12. A helmet restraint system as in

claim 1, further comprising:

(a) a spaced, opposingly disposed pair of helmet restraint systems mounted in substantially mirror image fashion, one system being mounted to each side of the helmet; and

(b) each belt being anchoringly mounted generally laterally and rearwardly of the occupant's head, so that the belt tension has a substantial lateral component acting upon the helmet, to provide lateral support to the occupant's head during normal driving, and to restrain the motion of said helmet in a high-deceleration event.

13. A helmet restraint system as in

claim 1, wherein:

(a) the belt tension is anchoringly mounted to the seat independent of other elements of the body so that the restraint system moves with movement of the seat upon adjustment thereof.

14. A helmet restraint system as in

claim 1 wherein said belt tension includes a tension adjustment means to adjust linear or progressive tension on said belt within a preselected range.

15. A method of protecting a seated vehicle occupant against head and neck injuries due to inertial movement of the head during high-deceleration events, wherein the occupant is wearing a helmet and a torso belt-type restraint, comprising the steps of:

(a) maintaining a controlled first limited restraining tension on the helmet to permit free movement of the occupant's head during normal driving; and

(b) increasing the restraining tension on the helmet to restrain the helmet against inertial movement of the head upon the occurrence of a high-deceleration event, to control the movement of the head and neck to be substantially coextensive with inertial movement of the occupant's torso.

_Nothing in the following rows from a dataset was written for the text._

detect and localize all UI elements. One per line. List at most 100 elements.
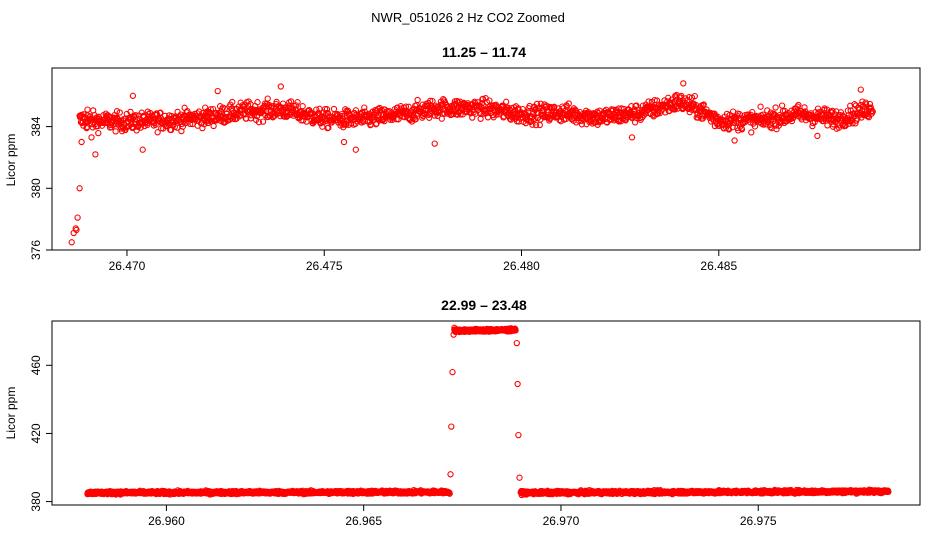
data-point — [74, 214, 81, 221]
x-tick-label: 26.485 — [700, 259, 737, 273]
data-point — [814, 105, 822, 112]
data-point — [92, 151, 99, 158]
x-tick-label: 26.480 — [503, 259, 540, 273]
data-point — [831, 115, 838, 122]
data-point — [340, 138, 348, 146]
data-point — [73, 226, 80, 234]
data-point — [450, 331, 457, 338]
data-point — [352, 107, 360, 114]
data-point — [686, 94, 693, 101]
data-point — [277, 113, 284, 120]
data-point — [80, 111, 87, 118]
data-point — [772, 104, 779, 111]
data-point — [537, 100, 544, 107]
x-tick-label: 26.965 — [345, 514, 382, 528]
data-point — [824, 122, 831, 129]
data-point — [628, 134, 636, 141]
data-point — [556, 116, 563, 124]
data-point — [323, 106, 331, 113]
data-point — [778, 102, 786, 109]
data-point — [210, 122, 217, 130]
data-point — [229, 98, 236, 106]
data-point — [294, 99, 301, 106]
data-point — [516, 474, 523, 481]
data-point — [731, 137, 738, 144]
data-point — [869, 108, 876, 115]
panel-bottom-points — [84, 324, 892, 499]
data-point — [748, 129, 755, 136]
data-point — [421, 110, 428, 118]
data-point — [499, 102, 507, 109]
data-point — [680, 80, 687, 87]
data-point — [751, 123, 759, 130]
data-point — [453, 97, 460, 105]
panel-bottom-ticks: 26.960 26.965 26.970 26.975 380 420 460 — [29, 355, 777, 528]
data-point — [640, 112, 648, 119]
panel-bottom-title: 22.99 – 23.48 — [441, 297, 527, 313]
data-point — [214, 87, 221, 95]
data-point — [277, 83, 284, 90]
panel-bottom-ylabel: Licor ppm — [4, 387, 18, 440]
data-point — [84, 106, 91, 113]
data-point — [795, 101, 802, 109]
panel-top: 11.25 – 11.74 Licor ppm 26.470 26.475 26.4… — [4, 44, 921, 273]
data-point — [480, 102, 487, 109]
data-point — [503, 98, 510, 105]
data-point — [862, 101, 870, 108]
data-point — [512, 327, 519, 334]
data-point — [264, 95, 271, 102]
x-tick-label: 26.975 — [740, 514, 777, 528]
panel-top-title: 11.25 – 11.74 — [442, 44, 526, 60]
panel-top-points — [68, 80, 876, 246]
data-point — [76, 185, 83, 192]
data-point — [514, 380, 521, 388]
data-point — [429, 97, 436, 105]
panel-top-ticks: 26.470 26.475 26.480 26.485 376 380 384 — [29, 116, 737, 273]
data-point — [287, 98, 295, 105]
data-point — [154, 129, 161, 136]
data-point — [513, 339, 520, 347]
data-point — [431, 140, 438, 147]
data-point — [293, 102, 300, 109]
data-point — [757, 103, 764, 110]
data-point — [426, 114, 433, 121]
data-point — [88, 134, 95, 141]
data-point — [394, 104, 401, 111]
figure-title: NWR_051026 2 Hz CO2 Zoomed — [371, 10, 565, 25]
data-point — [299, 103, 306, 110]
panel-bottom-frame — [51, 320, 921, 506]
y-tick-label: 460 — [29, 355, 43, 375]
data-point — [609, 106, 617, 113]
data-point — [95, 129, 102, 137]
data-point — [700, 101, 707, 108]
data-point — [207, 106, 214, 113]
data-point — [479, 95, 487, 103]
y-tick-label: 376 — [29, 240, 43, 260]
data-point — [651, 96, 658, 104]
data-point — [449, 368, 456, 376]
data-point — [402, 103, 410, 110]
data-point — [613, 114, 620, 121]
data-point — [292, 105, 299, 112]
data-point — [116, 109, 123, 116]
data-point — [139, 146, 146, 153]
data-point — [511, 106, 519, 114]
data-point — [381, 117, 388, 125]
x-tick-label: 26.475 — [306, 259, 343, 273]
data-point — [447, 471, 454, 478]
data-point — [736, 110, 743, 118]
data-point — [259, 118, 267, 125]
data-point — [529, 121, 536, 128]
data-point — [330, 105, 338, 113]
data-point — [339, 112, 346, 120]
data-point — [772, 122, 780, 129]
data-point — [738, 126, 746, 133]
data-point — [243, 115, 250, 122]
data-point — [699, 115, 706, 122]
data-point — [284, 112, 291, 119]
data-point — [449, 107, 456, 114]
data-point — [461, 100, 468, 107]
panel-top-ylabel: Licor ppm — [4, 134, 18, 187]
data-point — [557, 118, 565, 125]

16. A method of protecting a seated vehicle occupant against head and neck injuries due to inertial movement of the head during high-deceleration events, wherein the occupant is wearing a helmet and a torso belt-type restraint, comprising the steps of:

(a) connecting the helmet with a vehicle body member by means of an extensible/retractable tension member mounted to said body member and releasably mounted to the helmet; and

(b) controlling the tension force on said tension member to permit free movement of the occupant's head during normal driving; and

(c) locking said tension member against extension during a high-deceleration event, to control the movement of the head and neck to be substantially coextensive with inertial movement of the occupant's torso.